"People have it in their minds that only girls are available. That's not true, but the only boys who are available are those with special needs. There are tons and tons of boys who never get considered because of those needs," she said.
In his kindergarten class last year, Jerry scored 100 percent on everything. All the Skaff children do very well in school.
The family marveled at the ease of Jerry's adaptation into their family because he was the eldest of the children they'd adopted.
"We prayed really hard that he wouldn't be afraid and would adjust smoothly. We prayed that if he did that, then we'd give all the credit where it was due -- to God for blessing us with an amazing family."
Through their connection with international adoptions and their strong faith, Stephenson and Sherri Willis (see accompanying story) share a desire to spread the word about the joy of special-needs and international adoptions.
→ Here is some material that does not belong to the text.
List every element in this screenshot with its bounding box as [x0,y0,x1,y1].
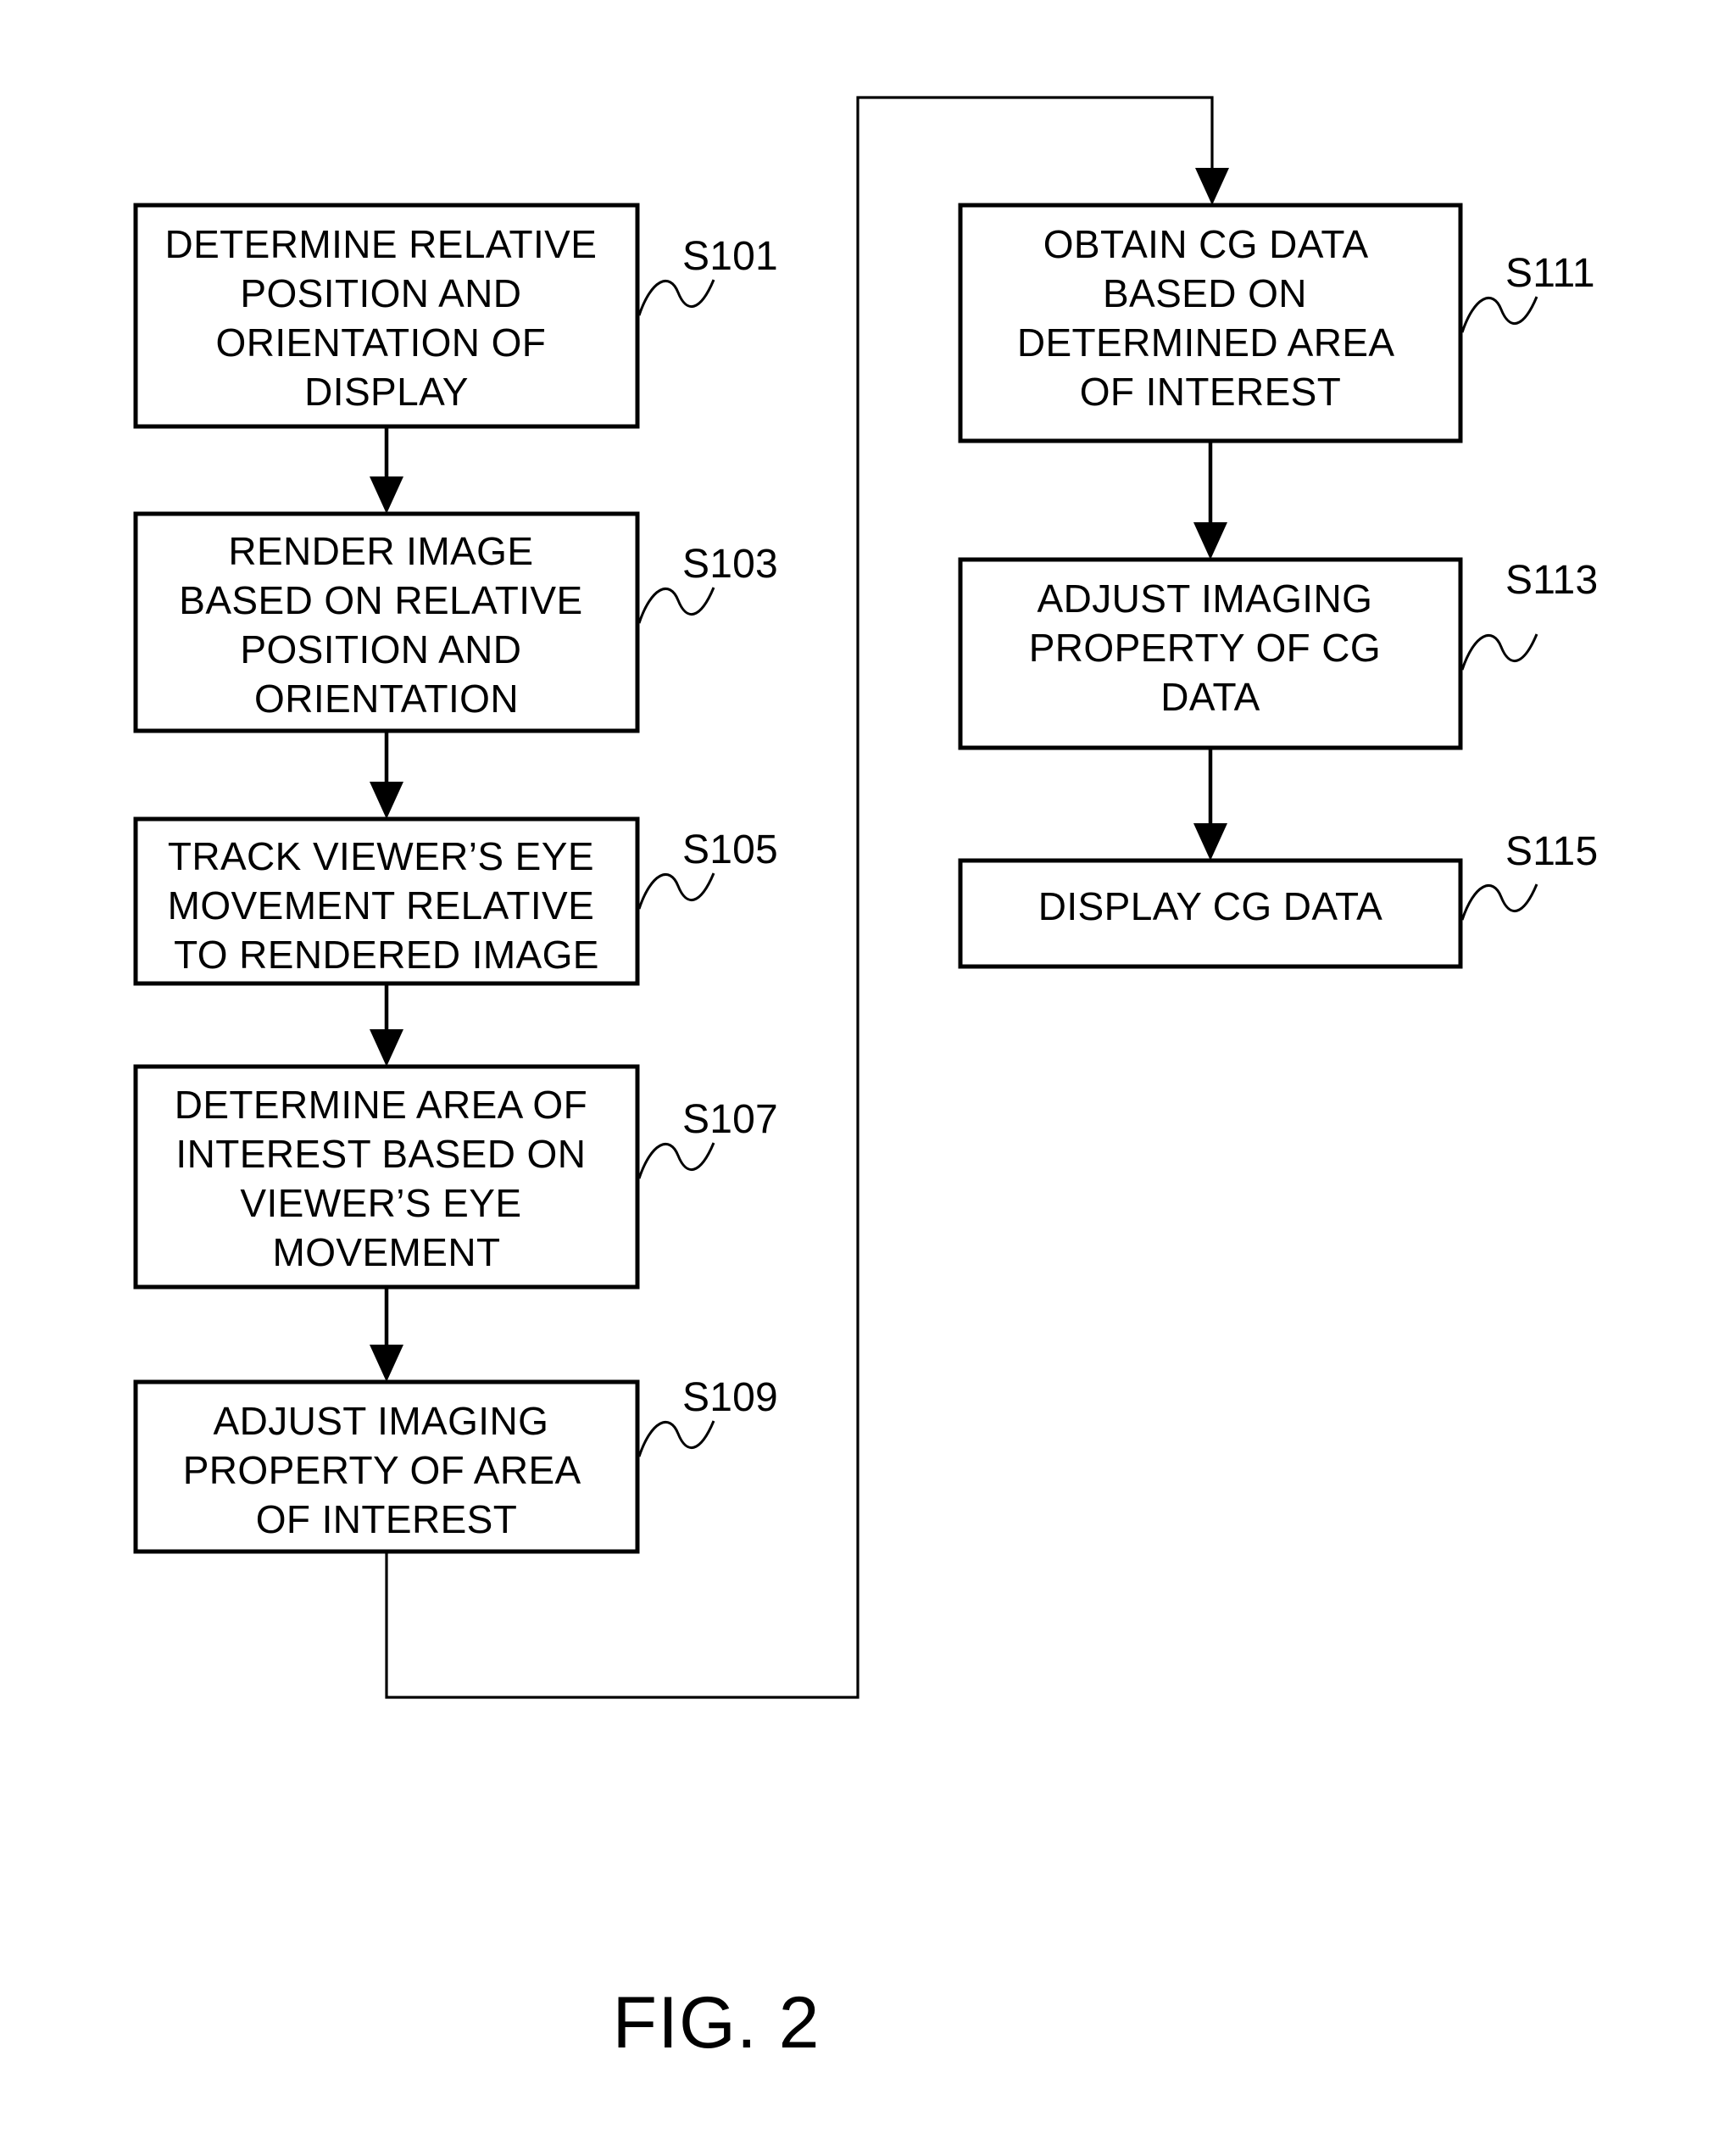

Stephenson especially wants to help match prospective parents with resources.
"I'm blessed to have the greatest job in the world, but I consider my side work in advocating and in spreading the word that this is not a hard thing to do. If anybody is interested, I am more than happy to talk to them," Stephenson said.
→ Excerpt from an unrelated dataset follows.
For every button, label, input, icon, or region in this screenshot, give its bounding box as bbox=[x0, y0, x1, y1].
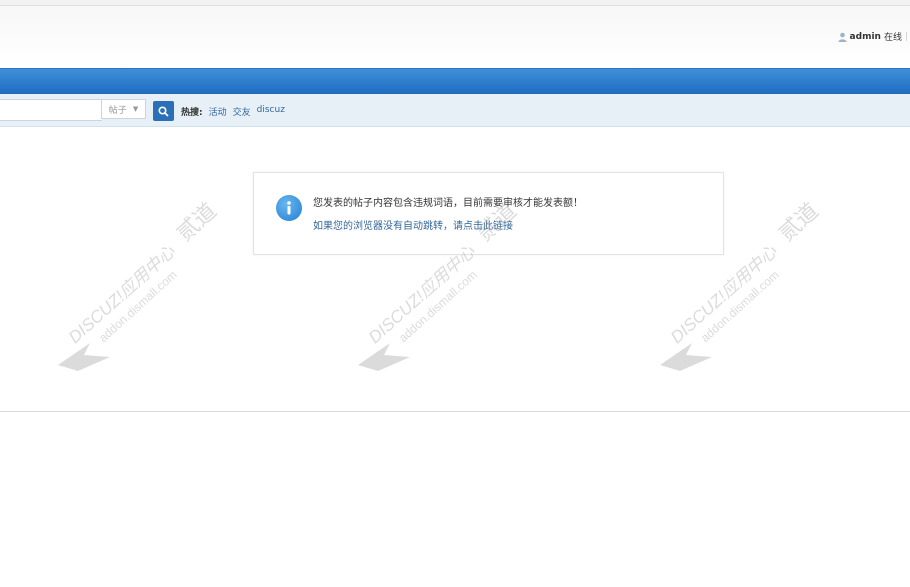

"There are so many countries. I'm super familiar with China, but there are waiting children all over the world."
She acknowledges that adoption is expensive but emphasizes that help is available through organizations and foundations such as one founded by singer Steven Curtis Chapman.
"People think the expense is impossible. Yes, there's expense, but there are ways to lessen the expense. There are grants available. People do fundraising," she said.
"I'm in debt up to my eyeballs, and I am delighted to be. We've invested in our kids and their future."